Two declared Linux musl targets are not currently exercised by a hosted fresh-install runner. They are covered by per-platform build artifacts plus the @vizejs/native-* optional-dependency resolver until a containerized Alpine smoke can stage the matching native tarball:

Target Hosted runner gap Compensating coverage
linux-x64-musl No GitHub-hosted Alpine/musl VM is available as a native runner Build job emits the musl tarball; manual node:alpine smoke.
linux-arm64-musl Arm64 hosted runners are Ubuntu GNU, not Alpine/musl native hosts Build job emits the arm64 musl tarball; manual Alpine arm64 smoke.

Closing these gaps is tracked alongside #493.

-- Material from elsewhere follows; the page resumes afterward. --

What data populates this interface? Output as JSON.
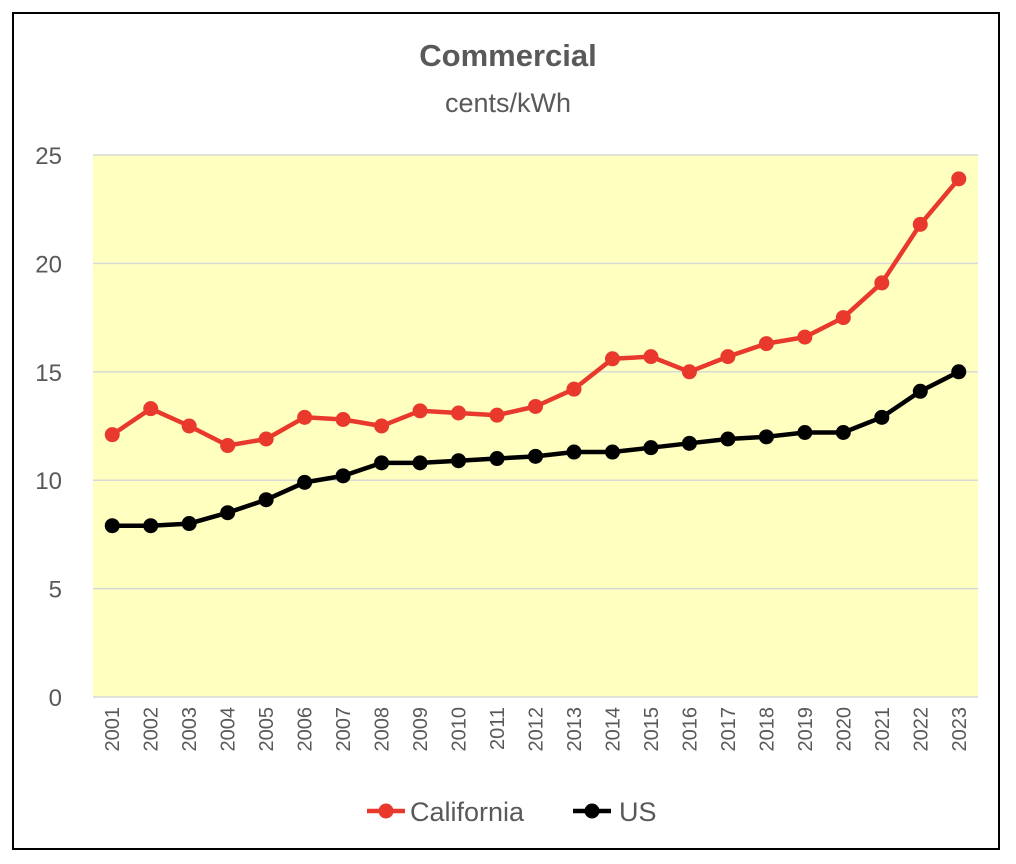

The minimum supported Rust version (MSRV) for the workspace is declared in Cargo.toml under [workspace.package].rust-version. The development toolchain pinned by rust-toolchain.toml may be the same version or newer. Before v1 stable the MSRV may move forward in any prerelease; the move is called out in release notes when it changes. Downstream packagers should read rust-version from a crate's Cargo.toml rather than infer it from the toolchain file.

Package Support Tiers

Tier Packages Contract
Alpha-supported vize, @vizejs/native, @vizejs/vite-plugin Intended for early production trials with release-note-backed breaking changes.
Compatibility preview @vizejs/unplugin, @vizejs/rspack-plugin, @vizejs/nuxt, @vizejs/musea-nuxt Expected to work for common host setups, but host-framework compatibility can move quickly.
Experimental oxlint-plugin-vize, @vizejs/vite-plugin-musea, @vizejs/musea-mcp-server, @vizejs/wasm Public packages, but APIs, commands, output, and workflow shape may change during alpha.
Incubating @vizejs/fresco, @vizejs/fresco-native, editor extension packages Useful for development and feedback, but not yet part of the v1 alpha production-ready target.

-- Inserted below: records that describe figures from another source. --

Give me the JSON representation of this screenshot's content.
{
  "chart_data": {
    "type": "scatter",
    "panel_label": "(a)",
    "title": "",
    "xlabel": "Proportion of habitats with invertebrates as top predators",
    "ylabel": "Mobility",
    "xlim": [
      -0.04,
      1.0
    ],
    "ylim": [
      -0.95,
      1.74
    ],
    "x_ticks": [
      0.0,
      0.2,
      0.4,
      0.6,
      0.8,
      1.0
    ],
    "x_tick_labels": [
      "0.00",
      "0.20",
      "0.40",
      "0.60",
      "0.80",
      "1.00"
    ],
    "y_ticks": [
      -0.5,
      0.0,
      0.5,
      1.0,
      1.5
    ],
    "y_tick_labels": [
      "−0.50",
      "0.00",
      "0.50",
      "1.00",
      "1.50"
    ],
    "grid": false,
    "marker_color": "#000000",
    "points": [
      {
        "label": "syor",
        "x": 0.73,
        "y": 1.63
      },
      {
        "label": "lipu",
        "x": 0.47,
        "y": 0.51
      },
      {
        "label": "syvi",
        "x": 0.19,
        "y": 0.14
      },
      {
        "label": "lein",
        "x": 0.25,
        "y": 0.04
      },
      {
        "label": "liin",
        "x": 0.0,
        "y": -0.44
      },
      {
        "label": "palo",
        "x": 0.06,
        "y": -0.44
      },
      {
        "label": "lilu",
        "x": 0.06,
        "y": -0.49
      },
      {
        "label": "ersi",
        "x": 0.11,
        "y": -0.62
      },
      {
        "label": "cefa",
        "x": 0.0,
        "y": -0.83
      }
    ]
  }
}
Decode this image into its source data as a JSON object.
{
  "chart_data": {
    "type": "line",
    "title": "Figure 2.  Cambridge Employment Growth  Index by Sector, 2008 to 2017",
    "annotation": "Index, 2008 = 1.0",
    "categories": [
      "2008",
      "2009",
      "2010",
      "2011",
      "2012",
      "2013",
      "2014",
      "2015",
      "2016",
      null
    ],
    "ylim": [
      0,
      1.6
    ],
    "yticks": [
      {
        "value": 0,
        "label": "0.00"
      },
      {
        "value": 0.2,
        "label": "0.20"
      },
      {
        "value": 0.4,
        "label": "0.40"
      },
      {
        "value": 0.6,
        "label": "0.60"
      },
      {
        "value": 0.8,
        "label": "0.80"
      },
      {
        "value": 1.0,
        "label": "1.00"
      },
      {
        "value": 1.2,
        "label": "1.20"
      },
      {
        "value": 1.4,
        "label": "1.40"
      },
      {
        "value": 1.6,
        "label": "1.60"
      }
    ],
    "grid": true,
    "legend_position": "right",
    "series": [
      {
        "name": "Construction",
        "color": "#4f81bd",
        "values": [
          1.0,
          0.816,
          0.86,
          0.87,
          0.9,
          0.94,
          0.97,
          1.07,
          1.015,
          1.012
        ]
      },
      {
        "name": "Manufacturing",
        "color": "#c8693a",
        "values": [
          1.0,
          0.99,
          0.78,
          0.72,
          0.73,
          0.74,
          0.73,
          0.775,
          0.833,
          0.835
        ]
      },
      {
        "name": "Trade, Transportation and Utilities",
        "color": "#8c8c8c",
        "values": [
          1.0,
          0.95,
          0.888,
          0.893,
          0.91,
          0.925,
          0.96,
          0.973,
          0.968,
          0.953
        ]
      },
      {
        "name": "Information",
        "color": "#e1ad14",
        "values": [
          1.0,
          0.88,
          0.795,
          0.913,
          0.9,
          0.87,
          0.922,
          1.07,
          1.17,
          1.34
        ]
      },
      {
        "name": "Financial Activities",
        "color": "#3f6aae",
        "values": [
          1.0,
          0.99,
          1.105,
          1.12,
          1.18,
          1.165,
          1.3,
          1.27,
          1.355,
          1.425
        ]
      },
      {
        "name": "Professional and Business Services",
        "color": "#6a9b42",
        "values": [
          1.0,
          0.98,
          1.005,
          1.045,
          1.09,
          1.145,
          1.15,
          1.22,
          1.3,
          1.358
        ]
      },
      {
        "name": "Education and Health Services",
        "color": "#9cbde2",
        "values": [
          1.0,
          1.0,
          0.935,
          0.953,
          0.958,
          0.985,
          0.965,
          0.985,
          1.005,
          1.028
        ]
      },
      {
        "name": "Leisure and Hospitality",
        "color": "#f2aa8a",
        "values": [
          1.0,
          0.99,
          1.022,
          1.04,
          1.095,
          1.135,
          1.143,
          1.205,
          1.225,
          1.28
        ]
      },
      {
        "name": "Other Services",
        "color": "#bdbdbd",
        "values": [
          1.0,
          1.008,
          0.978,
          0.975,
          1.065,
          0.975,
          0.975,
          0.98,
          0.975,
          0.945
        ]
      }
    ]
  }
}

What Counts as Stable Enough for Alpha

A package or command can move into the alpha-supported tier when it has:

  • documented install and usage paths

  • CI coverage for package build, install, and supported Node runtime

  • release smoke coverage for published entrypoints

  • a clear owner for regressions and compatibility reports

  • known unsupported behavior documented in the relevant guide

What Is Not Promised Yet

The alpha does not promise full compatibility with every Vue compiler edge case, every package manager layout, every editor capability, or every framework integration. When Vize disagrees with official Vue tooling, treat the official output as the compatibility baseline unless a Vize guide explicitly documents a different behavior. The release-blocking compiler, type-checking, runtime, and Vite build surfaces are named in the Vue parity matrix.

For security handling, see the repository SECURITY.md. For contribution and issue workflow, see CONTRIBUTING.md.